Llego a Madrid tras una semana de
vacaciones en Elorrio y la encuentro como todos los veranos, recalentada,
sudorosa, ardiente, sin tregua alguna para el que a ella llega, esperando al
visitante con la afilada daga del calor, presta a clavarla cuando menos se lo
espere, quizás por la noche, en medio de un sueño mediodesvelado que se revela
húmedo pero no por la pasión, sino por el mero calor que todo lo rodea. La
imagen del verano, rural o urbana, es la de sed, sudor y siesta, que dijo el
clásico meteorólogo. Madrid la cumple a rajatabla.

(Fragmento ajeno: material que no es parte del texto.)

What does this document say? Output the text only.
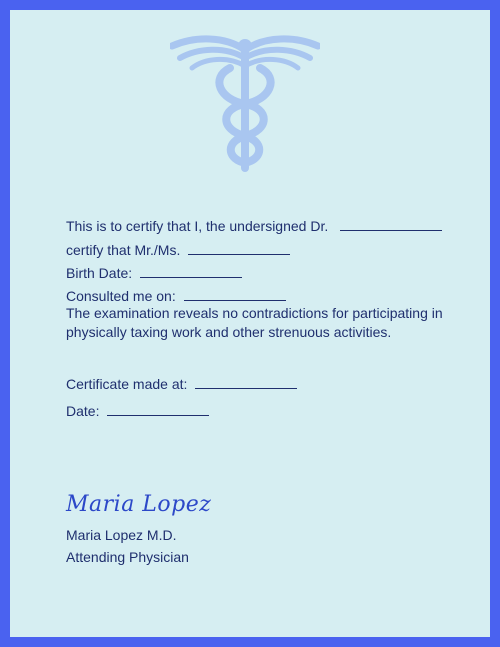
This is to certify that I, the undersigned Dr.
certify that Mr./Ms.
Birth Date:
Consulted me on:
The examination reveals no contradictions for participating in physically taxing work and other strenuous activities.
Certificate made at:
Date:
Maria Lopez
Maria Lopez M.D.
Attending Physician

Días tranquilos por arriba, sin
mucha cosa que contar, pero todo lo contrario en el mundo, que parece haberse
vuelto loco, no se si por el calor o porque ya le tocaba. Poner los telediarios
esta semana era adentrarse en un curso acelerado de geopolítica internacional
que te iba llevando de guerra en guerra, de conflicto en batalla, sin solución
de continuidad. Ahora mismo tenemos abiertos dos frentes muy claros que pintan
mal y que no van a ser de rápida solución. Por una parte se encuentra Ucrania,
donde el derribo del avión comercial por parte de los prorusos volvió a
proporcionar gasolina al conflicto y relevancia mediática. Antes del suceso del
avión se mataban en torno a la treintena de personas al día en las zonas en
disputa entre Rusia y Kiev, pero el tema ya había dejado de ser portada. La
salvajada del avión volvió a llevar a los periodistas sobre el terreno, y de
mientras los editores lo consideren útil, nos contarán como se siguen matando
día a día en el este del país, sin que haya información fiable más allá de la
propaganda de uno y otro bando y la constatación de que lo que allí pasa es muy
feo. El otro conflicto, agudizado estas últimas semanas, es el de la guerra
entre Israel y Hamás, que cuesta la vida sobre todo a los palestinos que
malviven en la franja de Gaza. Más de mil muertos en un área especialmente
sensible, un Israel que no cesa de bombardear para ganar una guerra que,
militarmente, es imposible que pierda, pero que de hecho ya ha perdido en los
demás frentes, ante un Hamás que brinda con te (dado que no pueden tomar
alcohol) cada vez que unos niños palestinos son asesinados, a sabiendas de que
esa es la propaganda que necesita para reforzarse en la franja y adquirir
respetabilidad. Y no podemos olvidar que esta guerra de Gaza se da en medio de
la ya continua y desatada guerra que se vive en medio mundo islámico, entre
chiitas y sunitas. En la práctica uno puede viajar desde las costas de Gaza
hasta el estuario de Basora, de momento en Irak, de guerra en guerra, de
disparo en bombazo, sin solución de continuidad, todo ello aderezado con
algunos conflictos locales como el que se vive en Libia, el caos absoluto, y
las frecuentes y olvidadas campañas terroristas que Al Queda desata en Yemen
cada dos por tres. La zona en su conjunto parece caminar hacia una
inestabilidad cada vez más acusada y profunda, y es muy difícil saber en qué va
a desembocar. La influencia de las potencias occidentales cada vez es menor y
el peso de las potencias regionales, el chií Irán y la suní Arabia Saudí, que se
enfrentan a través de peones por ellos controlados (IS, Hamas, Hezbola, Al
Asad, etc) se encaminan cada vez más hacia un punto en el que, si nadie lo
evita, lucharán de tú a tú, lo que hace más necesario que nunca el acuerdo con
Teherán para la renuncia de su programa atómico. Todo, como ven pesadillesco.
Si en el caso de Ucrania el conflicto se prevé
largo, en oriente, próximo y medio, es ya eterno. Cada propuesta de paz para el
caos entre Israel y Palestina se salda con un débil acuerdo que resulta ser
roto por una violencia de intensidad superior a la pasada. EEUU no logra sentar
a ambas partes en la mesa, y si antes uno de los problemas era que los árabes
le acusaban de parcialidad proisraelí, ahora puede darse el caso de que en
Jerusalén tampoco sea el amigo americano tan bien visto como lo fue en el
pasado. Y no tengo dudas de que estas bombas de hoy serán la mecha que encienda
nuevas bombas en el futuro. Así de caliente se nos presenta el verano.